Well, where to start! For the past 4 years all my life seems to be is a run of bad luck which seems to be ever-lasting. The problem is its the emotional, more than the phsical which hurts you more . I feel as if i cannot tell anyone around me or they'll just laugh, or won't know what to say. Lets start from the beginning...
    It was when i was 11, almost 12, and it was April Fools (April 1st) 2004. After school i went out with my best friend and a couple of other girls. We went to a local wood and messed about - playing hide and seek etc. At the end of the night me and my best friend sayed bye to everyone and set off home. We lived on the same street. On the way home we had to cross a main road. Unfortunately i didn't go to the crossings. The last thing i remember was walking up the street before the main road and then 5 minutes later being face down on the floor. I had been hit by a coach at 35mph. I couldn't move and i could hear my best friend sobbing - she had seen it all. Luckily i got through with no broken bones and just some bruising, but i lost a best friend.
    In that same year my brother broke his thumb, my mum broke her ankle, i broke an arm playing netball and my grandma was admitted to hopital - luckily we all were alright.

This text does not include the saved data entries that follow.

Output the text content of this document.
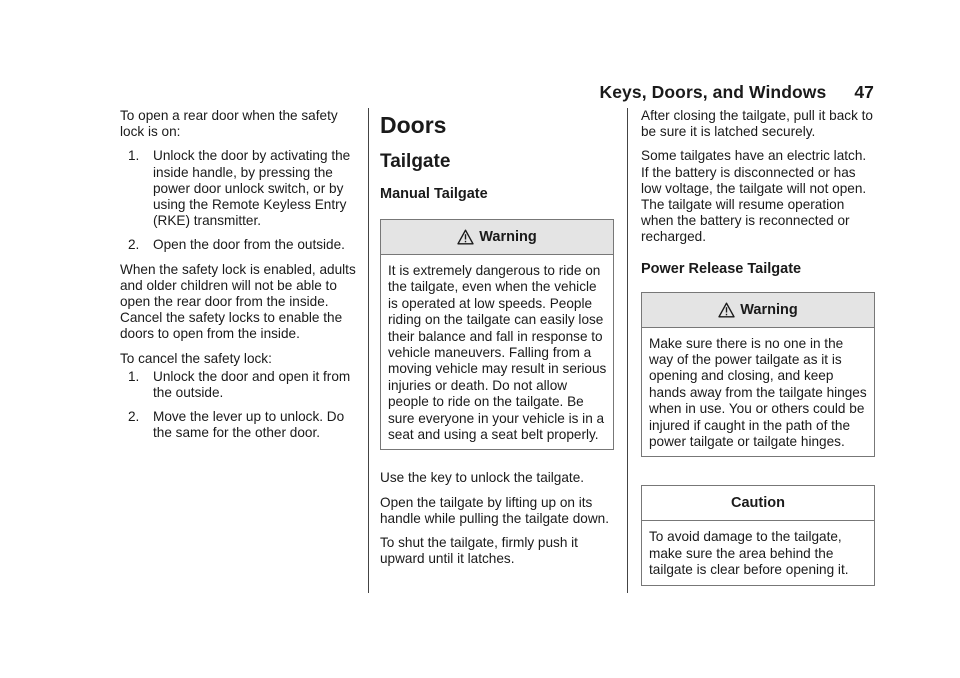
Keys, Doors, and Windows 47

To open a rear door when the safety lock is on:

1. Unlock the door by activating the inside handle, by pressing the power door unlock switch, or by using the Remote Keyless Entry (RKE) transmitter.
2. Open the door from the outside.

When the safety lock is enabled, adults and older children will not be able to open the rear door from the inside. Cancel the safety locks to enable the doors to open from the inside.

To cancel the safety lock:

1. Unlock the door and open it from the outside.
2. Move the lever up to unlock. Do the same for the other door.
Doors
Tailgate
Manual Tailgate
Warning
It is extremely dangerous to ride on the tailgate, even when the vehicle is operated at low speeds. People riding on the tailgate can easily lose their balance and fall in response to vehicle maneuvers. Falling from a moving vehicle may result in serious injuries or death. Do not allow people to ride on the tailgate. Be sure everyone in your vehicle is in a seat and using a seat belt properly.

Use the key to unlock the tailgate.

Open the tailgate by lifting up on its handle while pulling the tailgate down.

To shut the tailgate, firmly push it upward until it latches.

After closing the tailgate, pull it back to be sure it is latched securely.

Some tailgates have an electric latch. If the battery is disconnected or has low voltage, the tailgate will not open. The tailgate will resume operation when the battery is reconnected or recharged.

Power Release Tailgate
Warning
Make sure there is no one in the way of the power tailgate as it is opening and closing, and keep hands away from the tailgate hinges when in use. You or others could be injured if caught in the path of the power tailgate or tailgate hinges.
Caution
To avoid damage to the tailgate, make sure the area behind the tailgate is clear before opening it.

    Then until recently, with only a few fallouts, things seemed to be on the up. However then the month of November 2006 came. It was the worst month of my entire life. It started when my brothers long-term girlfriend dumped him. He was distraught - he had gone down to propose to her and she wanted to end it. Apparently he had told her he cheated on her - even though he hadn't. He came home and we ( the family) supported him. He wasn't taking any of it. Then on  November 3rd we got a phone call from my brothers best friend saying he had just text her saing he was going to kill himself. We dashed to the front room - he ad gone. We rushed upstairs and kicked the bathroom door down - he had climbed through the window. We got into his laptop and found a suicide lettter. We rang the police and they kept tapping his phone . He kept on texting people so we knew he was alive. In the end the police found him he was halfway through over 150 pills in his university dorm when he called out for help. We were glad he was home when he returned home safe. We though he was getting better. Then on the 20th November my Grandma was rushed into hospital, she had collapsed at home. I, the next day, went to school worried. when i got home i saw my dad upset and my mum helping him - my grandma had died of respitory arrest. She had had lung cancer and she told none of us - she was only 62. Then 3 days later, when my brother was staying at his friends, we got another phone call. He had stormed out after seeing his ex on the internet with another lad. He hads flipped. for 3 days we were chasing him around the country - he was mentally unstable and 7 police forces were on the case. He wanted to see his friend and she agreed but with plain clothes officers. She met him and he was definetly unwell he was muttering to himself, jumpy had turned his clothes inside out so people wouldn't notice him and she was scared so the police jumped him and took him to a mental illness unit. He wouldn't talk to us for 2 weeks. He went on medication and is now MUCH better.
    So after that nightmare of a month things couldn't get worse. Until 3 weeks ago. Myself, my mum and my dad went on holiday to Egypt, leaving my brother at home looking looking after the animals. Ash, one of our dogs had been abit poorly before we went but was on medication and seemed to be getting better. Then when we returned i went searching for him. i couldn't find him. He had died on the tuesday - 3 days previously. The guilt i am feeling right now is unrelateable.
    That seems to be it at the moment.